We are a diving company and routinely utilize life-support equipment.  Plastics and other fossil-fuel based materials do feature in our equipment inventory.  However, CDCI purpose-built a deep-diving control van that has been praised as the most technically advanced mobile control center in the Western United States for managing helium-oxygen diver breathing media required for dam work at water depths down to 300 feet.  We are very proud of our use of modern available technology to build a ‘green’ dive control.



Totally portable and can be loaded onto a barge from its dedicated trailer, our control van uses only 12-volt power generated from solar panels to run interior lights, diver lights, diver video, digital-video-recorders, video monitors, diver communications, computers, underwater navigation, satellite communications and to charge hand-held worksite radios, from storage in a series of on-board batteries.

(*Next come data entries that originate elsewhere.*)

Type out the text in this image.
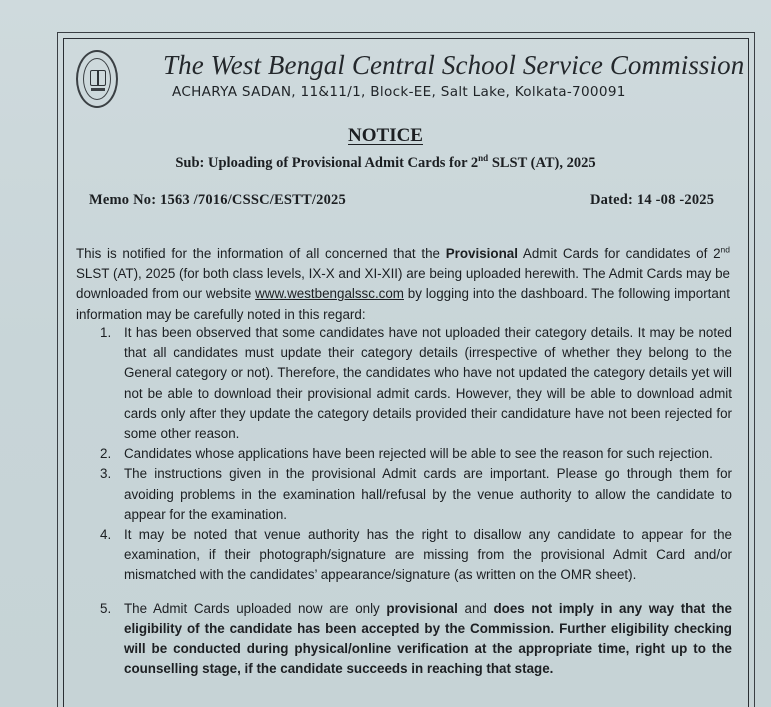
The West Bengal Central School Service Commission
ACHARYA SADAN, 11&11/1, Block-EE, Salt Lake, Kolkata-700091
NOTICE
Sub: Uploading of Provisional Admit Cards for 2nd SLST (AT), 2025
Memo No: 1563 /7016/CSSC/ESTT/2025	Dated: 14 -08 -2025
This is notified for the information of all concerned that the Provisional Admit Cards for candidates of 2nd SLST (AT), 2025 (for both class levels, IX-X and XI-XII) are being uploaded herewith. The Admit Cards may be downloaded from our website www.westbengalssc.com by logging into the dashboard. The following important information may be carefully noted in this regard:
1. It has been observed that some candidates have not uploaded their category details. It may be noted that all candidates must update their category details (irrespective of whether they belong to the General category or not). Therefore, the candidates who have not updated the category details yet will not be able to download their provisional admit cards. However, they will be able to download admit cards only after they update the category details provided their candidature have not been rejected for some other reason.
2. Candidates whose applications have been rejected will be able to see the reason for such rejection.
3. The instructions given in the provisional Admit cards are important. Please go through them for avoiding problems in the examination hall/refusal by the venue authority to allow the candidate to appear for the examination.
4. It may be noted that venue authority has the right to disallow any candidate to appear for the examination, if their photograph/signature are missing from the provisional Admit Card and/or mismatched with the candidates’ appearance/signature (as written on the OMR sheet).
5. The Admit Cards uploaded now are only provisional and does not imply in any way that the eligibility of the candidate has been accepted by the Commission. Further eligibility checking will be conducted during physical/online verification at the appropriate time, right up to the counselling stage, if the candidate succeeds in reaching that stage.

Our People – The very nature of deep diving operations creates a tight-knit team atmosphere.  The deeper the work, the more attentive and inter-relationship the crew is to support and keep the diver working down deep safe and productive.  Our CDCI inner circle of primary dive crew personnel have all worked together in various combinations for many years.  Our families know each other, and as an owner I can look wives and girlfriends in the eye knowing we are as safe as we can be doing deep diving construction.

The original CDCI business concept that brought the CDCI founding partners together came out of a mutual distaste for the negative and embarrassing element of the ethics of our industry that all the Principals shared.


Successful dives can be done by solid and talented Divers.  And successful dive projects can be bid and won and carried out with clever and better mousetraps.  And by using the known quantity of solid and talented Divers.


At CDCI we have seen it all and are firm in the belief that the long game can be won by a diving company that doesn’t compromise ethics and honor but cultivates a level of integrity from management to the field personnel that becomes reputation.  This recipe of principles has served the Principals of CDCI throughout our respective careers and we are confident that this conscious culture of ethics will prevail.


We go where the work is and that can be far-ranging.  But we are based in Northern California and California is a Union State.  When we work in non-Union States, the wage and benefits change somewhat but our employees are carried by Union health insurance, pensions and retirement funds overall.


From the beginning, the Principal partners of CDCI knew we wanted to cultivate employee buy-in and enthusiasm and to make our company a place where our key personnel were proud to work and the envy of our competition in how we treat our people.


CDCI uses a performance incentive protocol that is different than most.  Not a “bonus” per-se, nor is it “profit sharing” in the traditional sense.  Our incentive uses cost savings as the reward criteria scale:

Say a CDCI job was estimated and bid for a price.  That price contains costs and an anticipated profit.  We let everybody assigned to that job know what the project budget is right up front.  We know what the expected costs are that have been built in.  Materials, time, equipment and labor expense.  At the end of the job when the project manager finalizes the closeout numbers, the actual costs are known.

These are compared to the original estimate that the bid was made from.  For every dollar that has been saved and is less, the company shares that efficiency with the employees that did the job.

The practice is our policy and our people have the comfort of knowing that (except for time-and-materials contracts) the system is in place on every job.  For a small one-week job it might not be worth much, but for a multiple week or several month heavy civil underwater construction project when the project financials close-out it can be worth checks cut to CDCI employees for several thousands of dollars to divers that “knocked it out of the park” with production, efficiency, and safety to save costs while still delivering a quality product to be proud of.

The CDCI Triple Bottom Line business philosophy is part of our Employee Handbook and we are both proud of our culture and look forward to making it better and better to become a showpiece example within our already very specialized industry.